Lisa Grimm is Chief Product Officer of DEMI, a platform that connects communities through food. She is based in New York City.
On quiz results
I wasn’t familiar with the term “precrastinator” before, but when I heard it, it instantly made sense to me.
My official quiz result was “profound precrastinator,” but I don’t think it applies in all parts of my life. I had a hard time choosing answers for several of the questions. One of the questions was about traveling — do you plan your itinerary, pack everything in advance, etc.?
I would say that I approach trips really practically. There are elements that I prioritize and will plan ahead of time. But I also find it really easy to pack for a trip, so I can definitely do that last minute, and I hate waiting at the gate in an airport, so I always arrive just in time to board.
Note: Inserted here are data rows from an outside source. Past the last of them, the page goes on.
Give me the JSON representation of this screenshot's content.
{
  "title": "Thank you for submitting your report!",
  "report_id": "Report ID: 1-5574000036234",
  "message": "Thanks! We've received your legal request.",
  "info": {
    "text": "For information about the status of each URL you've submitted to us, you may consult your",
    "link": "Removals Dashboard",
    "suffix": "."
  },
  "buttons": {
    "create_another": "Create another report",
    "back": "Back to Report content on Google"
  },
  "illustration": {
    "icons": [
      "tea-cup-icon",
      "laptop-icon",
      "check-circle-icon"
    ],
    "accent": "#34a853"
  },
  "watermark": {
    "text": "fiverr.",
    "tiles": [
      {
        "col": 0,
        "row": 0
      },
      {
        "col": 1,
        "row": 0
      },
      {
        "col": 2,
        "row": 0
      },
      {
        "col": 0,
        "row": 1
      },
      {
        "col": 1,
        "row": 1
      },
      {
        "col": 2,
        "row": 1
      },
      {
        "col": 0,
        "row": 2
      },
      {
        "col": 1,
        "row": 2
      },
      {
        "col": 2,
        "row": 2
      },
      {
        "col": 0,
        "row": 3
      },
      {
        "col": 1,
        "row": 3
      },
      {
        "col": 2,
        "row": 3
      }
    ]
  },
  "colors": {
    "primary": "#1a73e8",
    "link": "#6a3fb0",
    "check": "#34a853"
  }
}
In my personal life, I actually feel quite laid back, though if there’s something unknown, I go out of my way to become more informed. I have certain habits I can rely on in order to prepare and prevent anxiety. Let’s say I’m going to a meeting — I’ll look up the address and make sure I know where I’m going, but I’m not crazy about it, and it’s not something that causes me anxiety. Staying on top of things keeps me from feeling anxiety.
Moseying along vs. scheduling every detail
When planning travel, I think about the intention behind the trip. One of my favorite travel experiences was a trip to Paris I took on my own. I had accumulated lots of input from friends ahead of time, but I purposely didn’t plan every detail. I wanted it to be a moseying kind of trip. I pinned all these recommended locations on Google Maps, and then when I found myself in a given neighborhood or choosing a route to walk, I was able to look and see what was around me. In the evenings, I would decide which museum I wanted to visit the next day and book my tickets ahead, just to save time the next day, but I definitely didn’t have every minute planned out.
A friend and I once went to Tokyo together, and on that trip, we collaborated to plan all of the details ahead of time. We knew we wouldn’t be back anytime soon and wanted to make the most of it. But at one point during the trip, I told her I just needed to sit and stare. I had tired of the back-to-back routine. It had become unpleasant.
How transitions impact precrastination
I’m more likely to precrastinate during transition phases of my life. A year ago I changed up my diet, and I found I had to plan everything really carefully — what to buy, what to make, when to make it. But now I’m accustomed to it, so I don’t need to plan nearly so much, and I’m more comfortable preparing meals spontaneously.
I also precrastinate when it comes to apartment hunting. Searching for real estate in NYC gives me a ton of anxiety, so I start very early. The stakes are really high in that situation.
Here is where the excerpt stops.